Maybe it seems irrelevant to some, what a year building a community means to a group of exceptional needs parents advocating–no longer alone but together–for their children, but honestly I think the gifts we’ve gathered are meant to be universally shared. Weary of hearing what isn’t and what won’t be, we have chosen to focus together on something better. So here’s just some of what is, what has been gained and accomplished and built over the past year; here’s some of the excellent truth our children have offered us:
- Despite the challenges that always threaten to limit them, our rare children have taught us to see. They have shown us that reality is far greater than what can be evaluated on the surface of things.
- A community unified behind a single purpose becomes a formidable force for change.
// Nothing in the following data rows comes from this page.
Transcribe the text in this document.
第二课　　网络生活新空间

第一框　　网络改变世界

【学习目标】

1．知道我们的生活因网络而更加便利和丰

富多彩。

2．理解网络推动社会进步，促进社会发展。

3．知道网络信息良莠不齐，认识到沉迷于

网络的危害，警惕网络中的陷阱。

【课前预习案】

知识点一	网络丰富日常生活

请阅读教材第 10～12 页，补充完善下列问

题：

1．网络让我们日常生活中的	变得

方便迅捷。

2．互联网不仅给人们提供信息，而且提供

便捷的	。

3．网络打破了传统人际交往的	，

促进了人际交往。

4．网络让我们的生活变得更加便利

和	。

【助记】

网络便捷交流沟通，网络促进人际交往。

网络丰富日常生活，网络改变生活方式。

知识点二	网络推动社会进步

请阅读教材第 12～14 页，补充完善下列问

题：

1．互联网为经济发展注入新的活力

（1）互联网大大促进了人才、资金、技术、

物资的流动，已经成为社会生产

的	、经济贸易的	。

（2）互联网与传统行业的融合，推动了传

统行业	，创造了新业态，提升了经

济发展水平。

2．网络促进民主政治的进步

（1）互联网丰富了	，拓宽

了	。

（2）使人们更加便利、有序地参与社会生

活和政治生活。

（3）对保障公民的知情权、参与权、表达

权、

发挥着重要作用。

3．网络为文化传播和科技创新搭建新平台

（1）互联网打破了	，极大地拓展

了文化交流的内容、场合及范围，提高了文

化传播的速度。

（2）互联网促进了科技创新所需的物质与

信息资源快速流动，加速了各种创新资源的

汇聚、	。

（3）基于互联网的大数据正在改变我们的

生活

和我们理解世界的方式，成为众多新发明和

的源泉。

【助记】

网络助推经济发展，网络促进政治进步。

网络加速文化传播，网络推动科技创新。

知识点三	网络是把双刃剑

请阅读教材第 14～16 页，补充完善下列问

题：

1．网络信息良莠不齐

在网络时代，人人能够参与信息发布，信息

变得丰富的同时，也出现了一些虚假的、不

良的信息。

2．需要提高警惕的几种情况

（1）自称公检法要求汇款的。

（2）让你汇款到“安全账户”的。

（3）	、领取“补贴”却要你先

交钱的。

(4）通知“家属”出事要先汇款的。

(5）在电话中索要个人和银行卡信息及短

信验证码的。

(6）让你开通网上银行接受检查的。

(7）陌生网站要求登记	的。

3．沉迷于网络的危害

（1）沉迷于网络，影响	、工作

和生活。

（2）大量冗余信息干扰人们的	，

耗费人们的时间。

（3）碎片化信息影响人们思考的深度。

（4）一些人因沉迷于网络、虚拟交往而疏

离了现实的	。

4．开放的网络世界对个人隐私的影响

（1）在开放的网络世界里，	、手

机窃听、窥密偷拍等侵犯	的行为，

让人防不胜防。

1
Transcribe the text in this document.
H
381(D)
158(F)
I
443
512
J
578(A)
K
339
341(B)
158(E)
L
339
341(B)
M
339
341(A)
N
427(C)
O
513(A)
We have discovered the weakness of individual comparison, the inherent beauty of diversity, and the strength bound up in mutually pursued progress.
- We have experienced first hand that those who truly care about the blessing and benefit of all will gladly sacrifice selfish interests, even unto the exhaustion of personal resources. I don’t know a better reflection of Truth.
- In a community that lives above us and them and other, notice, friendship, and inclusion elevate and transform experience. A new normal redeems the past. The strong no longer bully the weak. The popular no longer mock the insignificant. Instead, such extreme categories disappear in favor of a superior sentiment: If today I am more readily able, I will help you along. Tomorrow, you will be the one helping me.
- It’s okay–even best—to learn and grow in a way that is uniquely yours.
- And, in the face of seemingly insurmountable odds, creativity and resourcefulness vibrantly offer us limitless possibility. Let us not become weary in doing good, for at the proper time we will reap a harvest if we do not give up.
So, this is what we do, to find strength again at the end of a depleted week: We set aside our sighs and we talk about what is and what can be. We speak again of possibility.